What about the do-not-serve list? According to Janesville Police Chief David Moore, there are a lot of people who drink a lot of alcohol and utilize a lot of fire, police and ambulance services. The police department has asked bars and liquor establishments to not serve alcohol to those individuals. All individuals on the list were notified, as was the media. Every 90 days the list is re-examined and names are removed in exchange for the more restrained use of city services.
The idea for the list came from Office Joe McNally, who researched similar intiatives in Madison and Green Bay. With the help of Assistant Police Chief Dan Davis, the list was implemented in Janesville. “We’re challenging all our officers to be problem solvers, to look at those core issues,” Moore said. “And what can we as a police department do to resolve those core issues so we don’t have to go the same calls for service again and again. That’s the philosophy we have here in the police department. Be engaged in your community and be problem solvers.”

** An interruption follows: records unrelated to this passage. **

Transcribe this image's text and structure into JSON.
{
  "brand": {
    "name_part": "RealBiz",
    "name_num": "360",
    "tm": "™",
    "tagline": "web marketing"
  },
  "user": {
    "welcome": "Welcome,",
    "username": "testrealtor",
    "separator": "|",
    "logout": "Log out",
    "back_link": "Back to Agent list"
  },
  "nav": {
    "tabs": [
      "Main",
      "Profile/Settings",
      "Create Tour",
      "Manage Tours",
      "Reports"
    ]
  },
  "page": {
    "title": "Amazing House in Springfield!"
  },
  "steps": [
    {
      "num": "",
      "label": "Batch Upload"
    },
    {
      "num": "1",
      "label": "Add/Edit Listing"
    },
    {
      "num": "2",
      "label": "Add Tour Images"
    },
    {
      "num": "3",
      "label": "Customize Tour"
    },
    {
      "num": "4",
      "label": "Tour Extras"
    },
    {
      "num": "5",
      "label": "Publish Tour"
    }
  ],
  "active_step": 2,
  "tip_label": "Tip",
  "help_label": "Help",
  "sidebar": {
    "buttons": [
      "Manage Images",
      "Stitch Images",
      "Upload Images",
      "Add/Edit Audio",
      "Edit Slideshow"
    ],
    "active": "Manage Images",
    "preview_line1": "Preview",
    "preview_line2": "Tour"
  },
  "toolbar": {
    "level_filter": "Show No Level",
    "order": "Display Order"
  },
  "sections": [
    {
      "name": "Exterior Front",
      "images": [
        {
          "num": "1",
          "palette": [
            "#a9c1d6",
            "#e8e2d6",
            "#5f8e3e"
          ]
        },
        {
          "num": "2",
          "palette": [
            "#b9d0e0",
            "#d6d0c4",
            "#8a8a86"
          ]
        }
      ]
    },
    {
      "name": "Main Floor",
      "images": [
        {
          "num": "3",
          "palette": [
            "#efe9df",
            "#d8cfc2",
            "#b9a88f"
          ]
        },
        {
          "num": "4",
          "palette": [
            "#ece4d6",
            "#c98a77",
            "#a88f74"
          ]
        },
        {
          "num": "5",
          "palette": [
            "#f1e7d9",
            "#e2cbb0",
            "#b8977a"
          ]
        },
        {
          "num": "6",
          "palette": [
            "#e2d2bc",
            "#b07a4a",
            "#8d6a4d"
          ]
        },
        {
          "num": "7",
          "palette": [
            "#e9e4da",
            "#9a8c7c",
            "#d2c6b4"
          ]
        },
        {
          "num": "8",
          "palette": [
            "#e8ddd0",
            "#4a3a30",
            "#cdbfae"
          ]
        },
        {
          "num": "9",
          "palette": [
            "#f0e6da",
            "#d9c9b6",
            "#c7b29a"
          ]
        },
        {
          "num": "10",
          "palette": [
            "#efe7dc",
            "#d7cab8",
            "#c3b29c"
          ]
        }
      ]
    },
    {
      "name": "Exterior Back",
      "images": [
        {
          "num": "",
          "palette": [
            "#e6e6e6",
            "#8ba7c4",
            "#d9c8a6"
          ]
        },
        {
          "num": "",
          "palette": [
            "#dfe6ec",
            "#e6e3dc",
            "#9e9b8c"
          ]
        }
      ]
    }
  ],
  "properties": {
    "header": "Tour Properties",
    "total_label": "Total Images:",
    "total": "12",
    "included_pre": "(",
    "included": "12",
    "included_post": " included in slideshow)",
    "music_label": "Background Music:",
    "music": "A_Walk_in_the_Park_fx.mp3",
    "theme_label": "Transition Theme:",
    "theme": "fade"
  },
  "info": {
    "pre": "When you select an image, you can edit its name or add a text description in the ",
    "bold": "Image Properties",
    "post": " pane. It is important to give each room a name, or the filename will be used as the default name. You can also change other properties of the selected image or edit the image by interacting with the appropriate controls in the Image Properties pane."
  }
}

Officers continually are faced with new challenges, however, none has been so great recently as the new concealed carry law. Moore acknowledged that the law has been a big challenge for the department. Moore said that the laws’s implementation went rather well, and he credits the police officers for that. Whether or not it’s made Janesville safer, however, remains unclear. “I’m not seeing any evidence of that, but I can’t say that we aren’t either,” Moore said. In the past, if an officer encountered a weapon on a citizen, the officer knew there was a crime and there were procedures that were followed in order to protect the office and the public. Now it simply might be that the citizen is conducting legal business. It becomes much more difficult for the police officer to determine if there is a crime and the officer’s safety or other citizens’ safety is in danger.
Other than safety, Moore says his main concern with the concealed carry la is the secretive nature of the law. Wisconsin’s’ concealed carry law prohibits revealing information regarding license holders and applicants, according to a report by the Wisconsin Center for Investigative Journalism. justice Department officials are forbidden, for example, from revealing whether those involved in crimes are licensed to carry.
“When a concealed carry person does something wrong in our community – and it has happened – I can’t comment on that publicly,” Moore said. “I don’t think that’s fair. I don’t think that’s American and I don’t think that’s how government should be. I’m much more transparent and open that what the concealed carry law requires.” For example, Moore cited an incident where a concealed carry permit holder committed suicide in public. According to Moore, there were significant mental issues in the person’s background and he still was able to qualify for a permit. Because of the law’s privacy provisions, the public would have no way of knowing. In another instance, there was a person who “shot up” a neighborhood – randomly firing shots in the air – and was a concealed carry permit holder. Moore says he was not able to comment on it.
“When you violate a law in your community with a weapon, your police should have the ability to share it with you community. Then the community can decide how we feel about that.” Moore said that his greatest challenge has been to continue to provide what he considers to be exemplary police service in tough economic times. “We were on the verge of losing the Fourth Ward and Look West to thugs and criminals,” Moore said. “and through hard work of neighborhood activists partnering with police, we made those neighborhoods safer and made the whole community safer.”